EU Ministers’ cybersecurity deal leaves consumers vulnerable

PRESS STATEMENT - 08.06.2018

EU telecommunication ministers reached a common position today on a certification scheme for connected products and services as well as new measures to bolster the Union’s cybersecurity agency. The plans fall short of making connected products more secure for consumers: manufacturers will not have to adhere to minimum cybersecurity requirements such as security updates or encryption of things like their smart watches or connected cars.

 

BEUC member organisations – national consumer groups – have in recent months revealed safety, security and privacy risks in connected consumer products, especially smart toys and smart homes.1 Connected toys could easily be hacked allowing strangers to talk to a child for example. Smart home appliances (such as thermostats used for heating and door locks) can damage a family’s safety, security and economic situation.

The EU’s plans for a certification scheme which is only voluntary will not help improve the security features of connected products.

The proposal’s final shape will depend on negotiations between Member States and the European Parliament. The latter will vote later this month to set its own position.

Monique Goyens, Director General of BEUC, commented:

“This is a missed opportunity. Without mandatory security requirements, producers can still sell connected products which lack basic security standards.

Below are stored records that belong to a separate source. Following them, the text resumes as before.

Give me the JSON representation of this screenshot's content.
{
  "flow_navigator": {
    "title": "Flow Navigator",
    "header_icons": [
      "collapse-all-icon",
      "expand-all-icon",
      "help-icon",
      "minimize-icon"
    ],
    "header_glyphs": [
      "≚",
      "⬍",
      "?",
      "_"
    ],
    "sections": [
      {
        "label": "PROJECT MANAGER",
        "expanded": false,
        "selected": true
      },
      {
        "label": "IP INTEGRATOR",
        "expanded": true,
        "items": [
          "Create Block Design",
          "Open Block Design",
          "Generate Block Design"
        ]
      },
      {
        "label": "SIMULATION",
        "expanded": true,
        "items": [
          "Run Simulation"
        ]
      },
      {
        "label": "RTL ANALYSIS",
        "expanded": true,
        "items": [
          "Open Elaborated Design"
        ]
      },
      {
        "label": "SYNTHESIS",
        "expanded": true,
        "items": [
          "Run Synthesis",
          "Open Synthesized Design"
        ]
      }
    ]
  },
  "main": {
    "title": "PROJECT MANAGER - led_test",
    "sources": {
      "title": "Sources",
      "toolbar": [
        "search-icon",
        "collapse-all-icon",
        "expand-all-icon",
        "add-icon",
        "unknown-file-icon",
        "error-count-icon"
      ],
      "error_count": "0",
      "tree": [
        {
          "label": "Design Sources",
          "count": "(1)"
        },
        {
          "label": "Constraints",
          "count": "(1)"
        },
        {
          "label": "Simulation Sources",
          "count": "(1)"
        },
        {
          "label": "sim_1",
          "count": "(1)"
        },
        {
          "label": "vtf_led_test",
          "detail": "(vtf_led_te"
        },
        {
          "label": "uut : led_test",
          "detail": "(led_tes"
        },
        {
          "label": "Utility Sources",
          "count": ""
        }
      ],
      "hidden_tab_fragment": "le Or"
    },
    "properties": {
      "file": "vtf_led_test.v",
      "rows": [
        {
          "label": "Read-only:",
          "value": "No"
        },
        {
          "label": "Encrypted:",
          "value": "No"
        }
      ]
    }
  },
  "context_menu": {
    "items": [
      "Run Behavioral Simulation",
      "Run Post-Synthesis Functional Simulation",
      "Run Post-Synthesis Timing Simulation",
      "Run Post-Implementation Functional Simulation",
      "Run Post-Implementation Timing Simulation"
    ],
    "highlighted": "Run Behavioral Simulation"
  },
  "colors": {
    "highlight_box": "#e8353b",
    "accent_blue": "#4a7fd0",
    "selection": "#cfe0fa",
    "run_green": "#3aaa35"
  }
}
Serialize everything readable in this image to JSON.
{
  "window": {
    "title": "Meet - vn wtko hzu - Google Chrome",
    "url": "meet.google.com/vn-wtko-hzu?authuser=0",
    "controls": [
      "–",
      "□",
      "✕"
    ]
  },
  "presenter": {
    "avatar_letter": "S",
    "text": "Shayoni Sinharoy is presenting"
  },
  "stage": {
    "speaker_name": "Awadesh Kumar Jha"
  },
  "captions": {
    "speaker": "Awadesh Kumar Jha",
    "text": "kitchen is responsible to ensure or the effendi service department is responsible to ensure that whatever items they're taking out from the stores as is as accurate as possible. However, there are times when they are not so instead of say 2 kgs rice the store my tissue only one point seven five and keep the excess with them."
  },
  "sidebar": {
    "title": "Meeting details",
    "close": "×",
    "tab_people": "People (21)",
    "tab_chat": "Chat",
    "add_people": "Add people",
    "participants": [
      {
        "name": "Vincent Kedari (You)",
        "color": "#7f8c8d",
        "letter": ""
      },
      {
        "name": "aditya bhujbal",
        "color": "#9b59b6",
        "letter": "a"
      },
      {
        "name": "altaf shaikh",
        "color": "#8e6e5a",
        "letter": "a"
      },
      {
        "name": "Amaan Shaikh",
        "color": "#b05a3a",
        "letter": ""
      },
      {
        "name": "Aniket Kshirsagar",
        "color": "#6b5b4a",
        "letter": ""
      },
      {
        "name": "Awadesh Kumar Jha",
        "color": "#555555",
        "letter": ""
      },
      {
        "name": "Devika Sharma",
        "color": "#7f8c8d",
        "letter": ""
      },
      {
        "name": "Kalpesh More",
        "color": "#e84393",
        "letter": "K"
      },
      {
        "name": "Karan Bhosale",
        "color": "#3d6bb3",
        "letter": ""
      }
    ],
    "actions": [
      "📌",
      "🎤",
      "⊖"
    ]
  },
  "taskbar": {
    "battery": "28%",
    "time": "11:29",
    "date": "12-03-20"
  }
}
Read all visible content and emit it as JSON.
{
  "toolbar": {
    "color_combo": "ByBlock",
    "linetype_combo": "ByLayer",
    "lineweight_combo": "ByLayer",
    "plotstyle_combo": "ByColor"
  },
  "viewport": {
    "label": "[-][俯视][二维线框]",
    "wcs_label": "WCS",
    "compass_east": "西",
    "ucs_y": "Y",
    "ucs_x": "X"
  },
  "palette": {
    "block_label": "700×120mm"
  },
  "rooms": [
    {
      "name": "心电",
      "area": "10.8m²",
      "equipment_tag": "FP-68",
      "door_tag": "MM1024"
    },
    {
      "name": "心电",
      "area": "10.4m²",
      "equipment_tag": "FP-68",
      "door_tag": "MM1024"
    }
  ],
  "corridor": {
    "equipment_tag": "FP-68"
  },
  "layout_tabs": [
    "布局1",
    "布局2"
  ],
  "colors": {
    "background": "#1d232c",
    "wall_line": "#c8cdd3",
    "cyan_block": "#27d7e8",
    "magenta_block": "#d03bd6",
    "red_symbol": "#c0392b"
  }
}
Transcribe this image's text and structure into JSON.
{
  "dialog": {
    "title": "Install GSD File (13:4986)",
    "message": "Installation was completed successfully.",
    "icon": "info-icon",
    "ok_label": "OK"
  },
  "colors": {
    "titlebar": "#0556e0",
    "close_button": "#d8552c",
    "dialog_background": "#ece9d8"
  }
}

“Connected products are invading consumers’ lives and houses. When toys, toothbrushes and toasters can connect to the internet, basic security features such as password protection and encryption must be the norm. Too often this is not the case, which puts consumers, and especially children, at risk.2

“Member States and the European Parliament need to oblige manufacturers to have products that are cybersecure by design and by default when put on our markets.”

 

END

 

1 BEUC member organisations who tested connected products include (UK), (BE), (DE), (NO) and (ES).

2 86% of consumers – according to a survey from 2017 – believe that there is a risk of being victim of a cybercrime.